MonthJanuary 2019

Multi-level App Dependencies

So….I’m working through a new build process for our ISV solution. Why? Because we’re finally breaking it down into many extensions!! More on that another day…..

We’ve created a ‘library’ app which will house all of our common functionality. Each of our functional apps will have a dependency on the library app. Further to this, each of our functional apps will have its own test app. The test app of course has a dependency on the app that it is testing.

Like this:

So……you create your test app, add a dependency to the app you are testing and compile…..NOPE…..failure. 🙁

In the above example, what needs to be done is the dependency to Library also needs to be added to Test App 1.

Like this:

Does this make sense? Maybe. This forces an assumption that because App 1 has direct access to the functions and entities within Library that Test App 1 also needs that access. In my example above, this direct access to Library was not something that we needed.

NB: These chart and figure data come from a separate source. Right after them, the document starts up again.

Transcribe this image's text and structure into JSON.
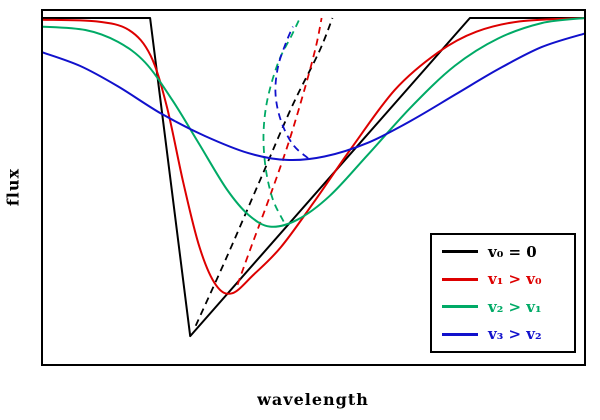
{
  "chart_data": {
    "type": "line",
    "title": "",
    "xlabel": "wavelength",
    "ylabel": "flux",
    "x_range": [
      0,
      1
    ],
    "y_range": [
      0,
      1.02
    ],
    "grid": false,
    "legend": {
      "position": "lower-right",
      "border": true
    },
    "series": [
      {
        "name": "v0",
        "label": "v₀ = 0",
        "color": "#000000",
        "smooth": false,
        "profile": {
          "style": "solid",
          "x": [
            0,
            0.199,
            0.273,
            0.788,
            1.0
          ],
          "flux": [
            1.0,
            1.0,
            0.07,
            1.0,
            1.0
          ]
        },
        "bisector": {
          "style": "dashed",
          "x": [
            0.283,
            0.34,
            0.4,
            0.46,
            0.51,
            0.535
          ],
          "flux": [
            0.1,
            0.3,
            0.52,
            0.74,
            0.9,
            1.0
          ]
        }
      },
      {
        "name": "v1",
        "label": "v₁ > v₀",
        "color": "#dd0000",
        "smooth": true,
        "profile": {
          "style": "solid",
          "x": [
            0,
            0.1,
            0.16,
            0.2,
            0.23,
            0.26,
            0.29,
            0.32,
            0.35,
            0.39,
            0.44,
            0.5,
            0.57,
            0.65,
            0.73,
            0.8,
            0.88,
            1.0
          ],
          "flux": [
            0.995,
            0.99,
            0.965,
            0.89,
            0.74,
            0.52,
            0.33,
            0.22,
            0.195,
            0.25,
            0.33,
            0.46,
            0.62,
            0.79,
            0.9,
            0.96,
            0.99,
            1.0
          ]
        },
        "bisector": {
          "style": "dashed",
          "x": [
            0.36,
            0.385,
            0.42,
            0.455,
            0.485,
            0.505,
            0.515
          ],
          "flux": [
            0.22,
            0.33,
            0.48,
            0.64,
            0.8,
            0.92,
            1.0
          ]
        }
      },
      {
        "name": "v2",
        "label": "v₂ > v₁",
        "color": "#00aa66",
        "smooth": true,
        "profile": {
          "style": "solid",
          "x": [
            0,
            0.08,
            0.14,
            0.19,
            0.24,
            0.29,
            0.34,
            0.38,
            0.42,
            0.47,
            0.53,
            0.6,
            0.68,
            0.76,
            0.84,
            0.92,
            1.0
          ],
          "flux": [
            0.975,
            0.965,
            0.93,
            0.87,
            0.76,
            0.63,
            0.5,
            0.425,
            0.39,
            0.41,
            0.48,
            0.6,
            0.74,
            0.86,
            0.94,
            0.985,
            1.0
          ]
        },
        "bisector": {
          "style": "dashed",
          "x": [
            0.445,
            0.425,
            0.412,
            0.408,
            0.415,
            0.435,
            0.46,
            0.475
          ],
          "flux": [
            0.405,
            0.47,
            0.56,
            0.66,
            0.76,
            0.87,
            0.95,
            1.0
          ]
        }
      },
      {
        "name": "v3",
        "label": "v₃ > v₂",
        "color": "#1111cc",
        "smooth": true,
        "profile": {
          "style": "solid",
          "x": [
            0,
            0.07,
            0.14,
            0.22,
            0.3,
            0.38,
            0.45,
            0.52,
            0.6,
            0.68,
            0.76,
            0.84,
            0.92,
            1.0
          ],
          "flux": [
            0.9,
            0.86,
            0.8,
            0.72,
            0.655,
            0.605,
            0.585,
            0.595,
            0.635,
            0.7,
            0.775,
            0.85,
            0.915,
            0.955
          ]
        },
        "bisector": {
          "style": "dashed",
          "x": [
            0.49,
            0.462,
            0.44,
            0.43,
            0.435,
            0.45,
            0.462
          ],
          "flux": [
            0.59,
            0.63,
            0.7,
            0.78,
            0.86,
            0.93,
            0.975
          ]
        }
      }
    ]
  }
}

From the symbol perspective it perhaps makes a bit more sense. Adding the dependency forces the system to download the symbols for the dependent apps. If you just add the dependency for App 1‘ above, those symbols could be considered “incomplete” without also having the symbols for its dependencies, in this case Library.

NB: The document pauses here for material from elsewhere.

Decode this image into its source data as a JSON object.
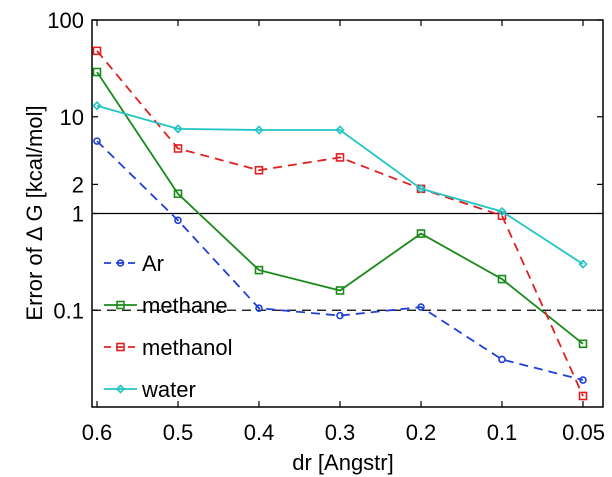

I really (!!!) wish that we didn’t have to specify the extra dependencies. It would be nice if the compiler was able to figure out all of the downstream dependencies. An indirect dependency so to speak!?

The above scenario is fairly simple, but imagine this one:

  • ISV ‘AA’ creates a ‘app b’ that has a dependency on ‘app a’.
  • ISV ‘BB’ creates ‘app c’ that extends ‘app b’. 2 dependencies needed here (a, b).
  • ISV ‘BB’ sells ‘app c’ to a customer who then extends it even more with ‘app d’. This new app requires 3 dependencies (a, b, c).

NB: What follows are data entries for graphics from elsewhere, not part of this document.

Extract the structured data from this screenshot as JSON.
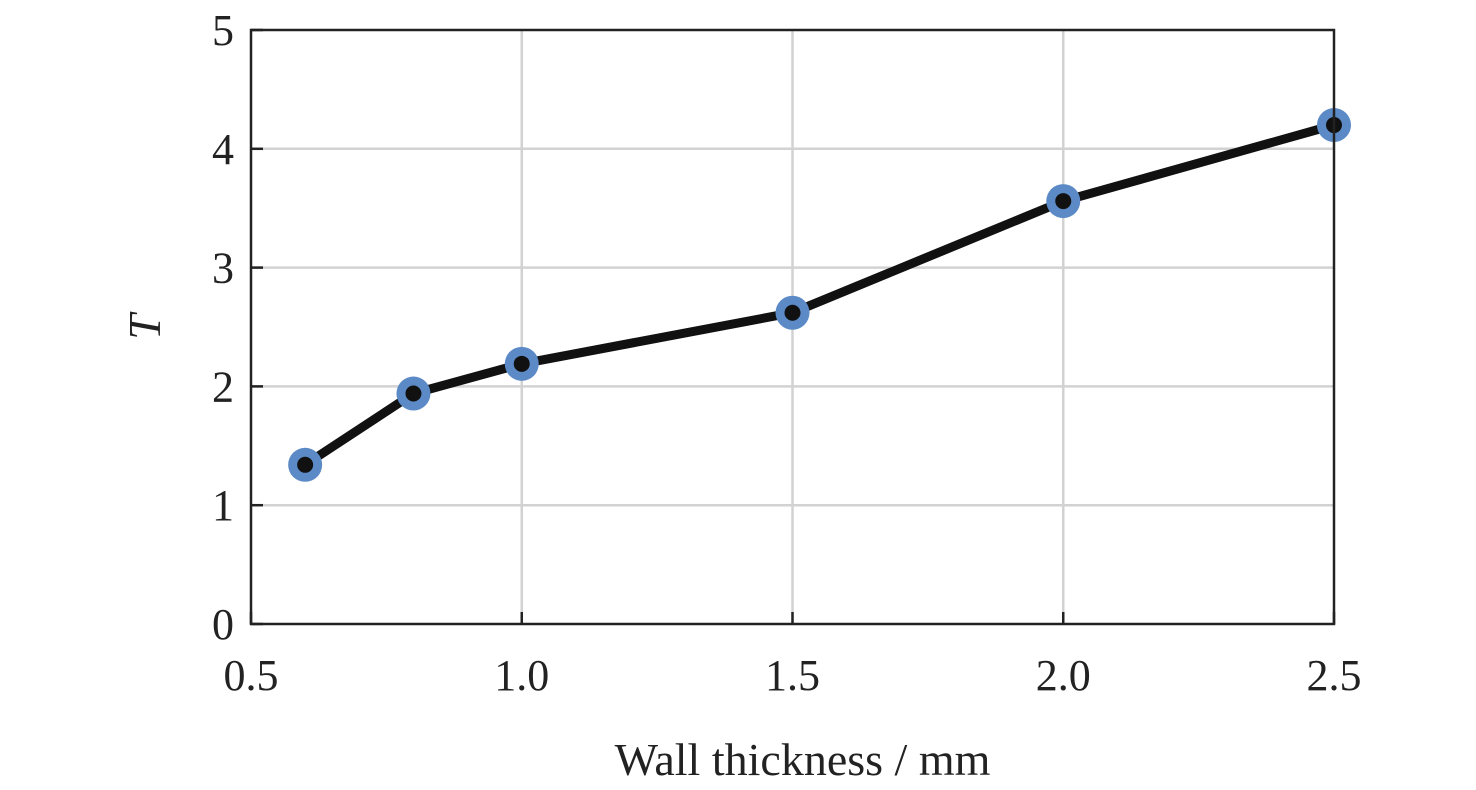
{
  "chart_data": {
    "type": "line",
    "title": "",
    "xlabel": "Wall thickness / mm",
    "ylabel": "T",
    "xlim": [
      0.5,
      2.5
    ],
    "ylim": [
      0,
      5
    ],
    "x_ticks": [
      0.5,
      1.0,
      1.5,
      2.0,
      2.5
    ],
    "x_tick_labels": [
      "0.5",
      "1.0",
      "1.5",
      "2.0",
      "2.5"
    ],
    "y_ticks": [
      0,
      1,
      2,
      3,
      4,
      5
    ],
    "y_tick_labels": [
      "0",
      "1",
      "2",
      "3",
      "4",
      "5"
    ],
    "grid": true,
    "legend": "none",
    "series": [
      {
        "x": [
          0.6,
          0.8,
          1.0,
          1.5,
          2.0,
          2.5
        ],
        "y": [
          1.34,
          1.94,
          2.19,
          2.62,
          3.56,
          4.2
        ]
      }
    ],
    "colors": {
      "line": "#111111",
      "marker_outer": "#5b8ac7",
      "marker_inner": "#111111",
      "grid": "#d2d2d2",
      "axis": "#222222"
    }
  }
}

…..look at all the apps now that have to be updated when ISV ‘AA’ releases a new version of ‘app b’? In an agile saas world, rapid small incremental releases are a reality. Is this also going to be magnified once Microsoft breaks down the main application into smaller (and perhaps dependent) apps?

Oh…in case you don’t know or don’t remember how to add dependencies to your app? It’s done in the app.json file in each app. See below for an example of what the app.json would look like in the ‘test app 1’ from the above example….

So how did I find this? As I mentioned, I’m working on a new build pipeline for our apps. My goal is that the pipeline will dynamically handle the dependencies so that it will update all of the versions in the app.json without the developer having to worry about that. After all, the build numbers are being generated from Azure DevOps so the developer is not going to know what the build numbers of the dependent apps will be. This little dependency hiccup caused a little bit of a wrench in my original plans.

More to come on the build pipeline later……..but spoiler alert… is working!!

Until next time…happy coding!

Dynamics 365 + Power Platform April 2019 Release Notes Now Available!

Microsoft announced today that the April 2019 release notes for Dynamics 365 and the Power Platform are now available for download. These notes cover all products within these platforms, but for readers of this blog, you’re likely most interested in what’s coming for Business Central.

You can get the release notes here.

A few highlights of new end-user functionality for Business Central are:

  • Base application as an app (!!)
    • Yes, one of the things I’m looking forward to most is that we’re getting the base application moved from CAL objects to 2 AL extensions – system and application. Yes, the end of C/Side is coming.
  • Add multiple items to a sales or purchase order at once.
  • Name and description fields on master/document/journal records increased from 50 to 100 characters.
    • Watch out for this one in your ISV solutions as you may need to increase your field sizes to match!
  • New Physical Inventory Order and Physical Inventory Recording interfaces to enhance physical inventory functionality.
  • Set an expiration date for your sales quotes.
  • Merge duplicate customer and vendor records (!!).
  • Configurable reports for warehouse documents.
  • Save your filtered list views (!!).
  • Document focus mode – expend the item section on documents to see more data for faster entry.
  • More keyboard shortcuts – show/hide fact box, add item, previous/next navigation, etc.
  • Adjust field importance via personalization.
  • Page inspection – See all data elements of the current page record…….think the old ‘page zoom’ but even better!

The April 2019 release also includes improvements for developers working with AL extensions, such as:

  • Optimizing the experience of using VS Code with large projects.
  • new Outline View to show the symbol tree in teh current editor.
  • The in-client designer no longer makes dependencies on all apps, only the ones that have been used in the designer.
  • Attach to an existing client session for debugging.
  • Code Actions – have VS Code suggest ways to improve your code.
  • More protection for ISV’s over their IP.
  • Standard web API moving out of beta. Will support webhooks, OAS 3.0, OData v4, and versioning.

As noted in the release notes, the above features are things that are slated to be released anywhere between April 2019 and September 2019. Some of the features may be available for preview as early as February 2019.

The above is just a highlight of what’s coming down the road for Business Central and as you can see we are in for quite a lot of new features and quite a few old features that are being resurrected in a new a better way.